Class DefaultSDContextGenerator

    • Constructor Detail

      • DefaultSDContextGenerator

        public DefaultSDContextGenerator​(char[] eosCharacters)
        Creates a new instance with no induced abbreviations.
        Parameters:
        eosCharacters - The characters to be used to detect sentence endings.
      • DefaultSDContextGenerator

        public DefaultSDContextGenerator​(Set<String> inducedAbbreviations,
                                         char[] eosCharacters)
        Creates a new SDContextGenerator instance which uses the set of induced abbreviations.
        Parameters:
        inducedAbbreviations - a Set of Strings representing induced abbreviations in the training data.

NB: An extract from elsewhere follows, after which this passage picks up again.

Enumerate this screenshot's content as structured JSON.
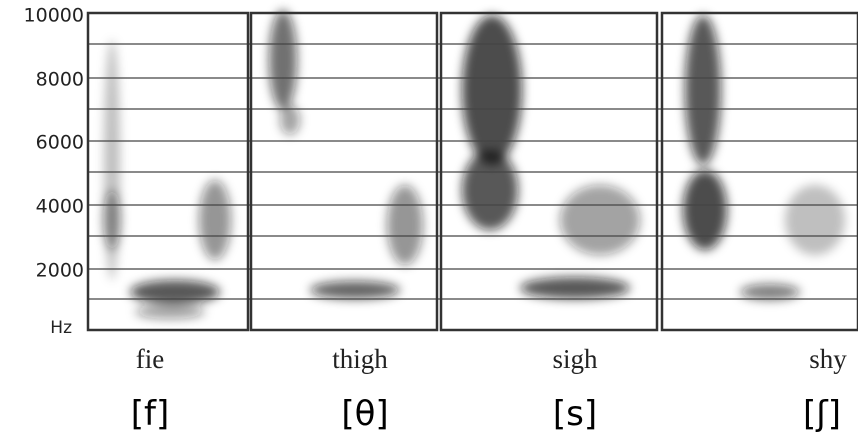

Example: "Mr."
        eosCharacters - The characters to be used to detect sentence endings.
    • Method Detail

      • getContext

        public String[] getContext​(CharSequence sb,
                                   int position)
        Description copied from interface: SDContextGenerator
        Returns an array of contextual features for the potential sentence boundary at the specified position within the specified string buffer.
        Specified by:
        getContext in interface SDContextGenerator
        Parameters:
        sb - The String for which sentences are being determined.
        position - An index into the specified string buffer when a sentence boundary may occur.
        Returns:
        an array of contextual features for the potential sentence boundary at the specified position within the specified string buffer.